During its T85 Titan flight on July 24, 2012, the Cassini spacecraft recorded an unexpectedly bright reflection on the surface of Lake Kivu Lacus. The Visual and Infrared Mapping Spectrometer (VIMS) data was interpreted as a roughness on the methane-ethane lake, which could have been a sign of tidal flats, rising bubbles or waves.
“Our landscape evolution models show that Titan’s coastlines are most similar to terrestrial lakes eroded by waves,” said Rose Palermo, a coastal geomorphologist at the St. Petersburg Coastal and Marine Science Center, who led the investigation of the characteristics of wave waves. erosion on Titan. The evidence of waves is still inconclusive, but future crewed missions to Titan should probably take some surfboards with them just in case.
Troubled seas
Although waves have long been considered the most plausible explanation for reflections visible in Cassini’s VIMS images, other studies to confirm their presence found no wave activity at all. “Other observations show that the liquid surfaces have been very still and very flat in the past,” says Palermo. “One possible explanation for this is that at the time we observed Titan, the wind was quite low, so there were not many waves at that time. To confirm waves, we need better resolution data,” she adds.
The problem is that this higher resolution data isn’t coming our way anytime soon. Dragonfly, the next mission to Titan, shouldn’t arrive until 2034, even if all goes according to plan.
To get a better idea of possible waves on Titan a little earlier, the Palermo team decided to infer their presence from indirect signals. The researchers assumed that the coastlines on Titan could have been formed by one of three possible scenarios. They first assumed there was no erosion at all; the second modeled uniform erosion caused by the dissolution of the rock by the ethane-methane fluid; and the third assumed erosion by wave activity. “We took a random topography of rivers and filled in the watersheds around the lake. We then used the landscape evolution computer model to erode the coast to 50 percent of its original size,” Palermo explains.
Sizing the waves
The Palermo simulations showed that wave erosion resulted in coastline shapes that closely matched those actually observed on Titan.

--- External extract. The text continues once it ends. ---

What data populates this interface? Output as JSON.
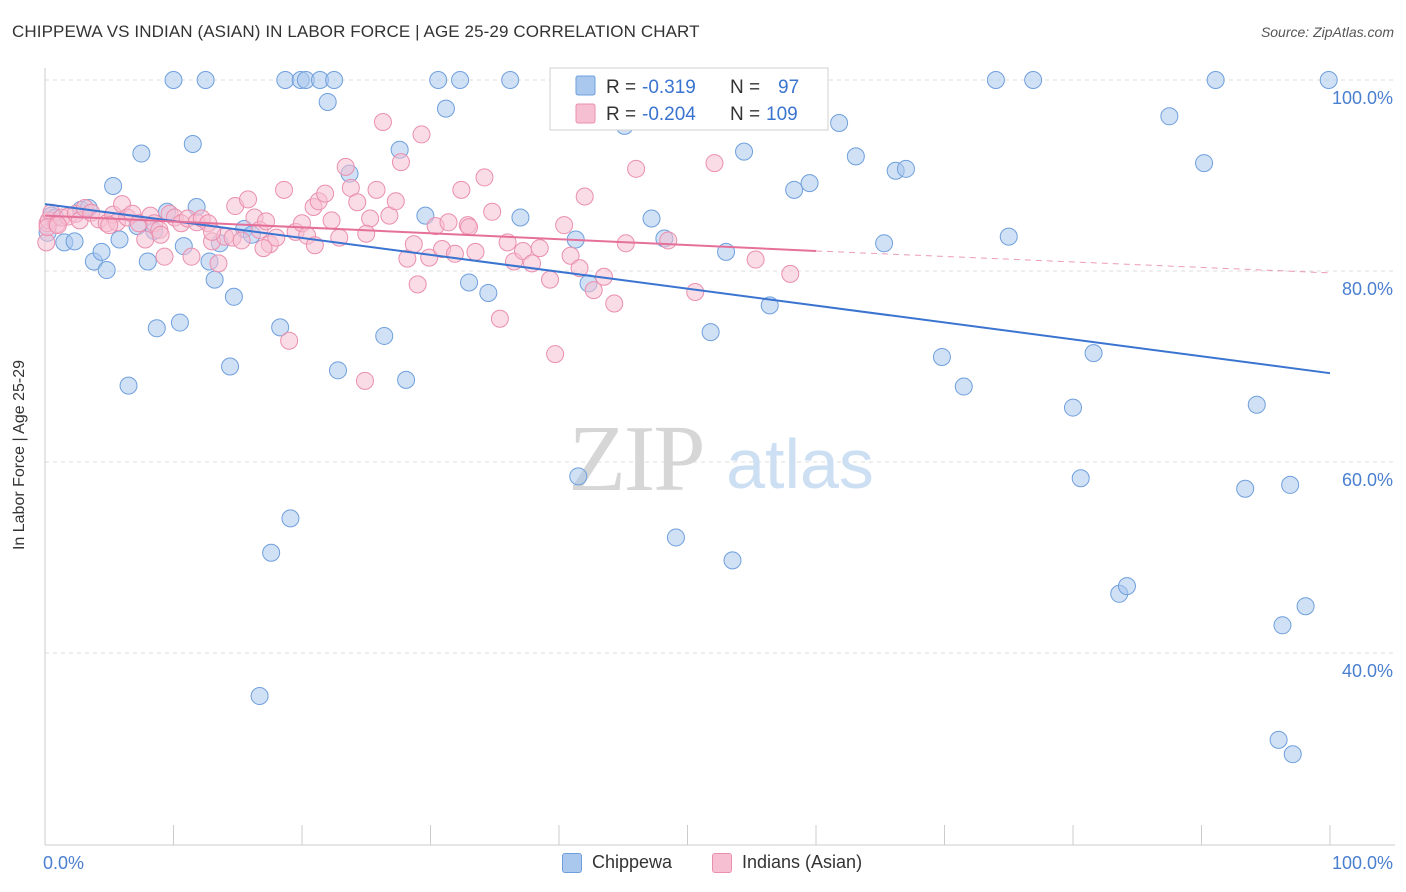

The team validated its model using data from closer to home. “We used the same statistical analysis to compare it with lakes on Earth, where we know what the erosion processes are. We were able to predict these known processes with our models with a certainty of more than 77.5 percent,” says Palermo.
But even the study that claimed waves were visible in Cassini’s VIMS images concluded that they were about 2 centimeters high at best. So even if there are waves on Titan, the question is how high and strong are they?
According to Palermo, the wave generation mechanisms on Titan should work just like they do on Earth, with some notable differences. “There is a difference in viscosity between water on Earth and methane-ethane fluid on Titan compared to the atmosphere,” Palermo says. Gravity is also a lot weaker, amounting to only one-seventh of Earth’s gravity. “Gravity, together with the differences in material properties, contributes to the waves being larger and steeper than those on Earth at the same wind speed,” says Palermo.
But even with that increase in size and power, could the waves on Titan actually be good for surfing?
Surf’s Up
“There are certainly many open questions that our work leads to. What is the direction of the dominant waves? If we know this, we can tell something about the wind and therefore about the climate on Titan. How big will the waves get? In the future, modeling may allow us to see how much erosion is occurring in one part of the lake versus another on estimated time scales. There is much more we can learn,” says Palermo. As for surfing, she said that, assuming a minimum height for a surfable wave of about 6 inches, surfing Titan should most likely be feasible.
The main limitation on the size and strength of Titan’s waves is that most of its seas are about the size of the US Great Lakes. The largest of these, the Kraken Mare, is about the size of Earth’s Caspian Sea. There is no such thing as a global ocean on Titan, and this means that the fetch, the distance over which the wind can blow and make the waves grow, is limited to tens of kilometers instead of more than 1,500 kilometers on Earth. “Yet some models show that the waves on Titan can be up to a meter high. I would say this is a surfable wave,” Palermo concluded.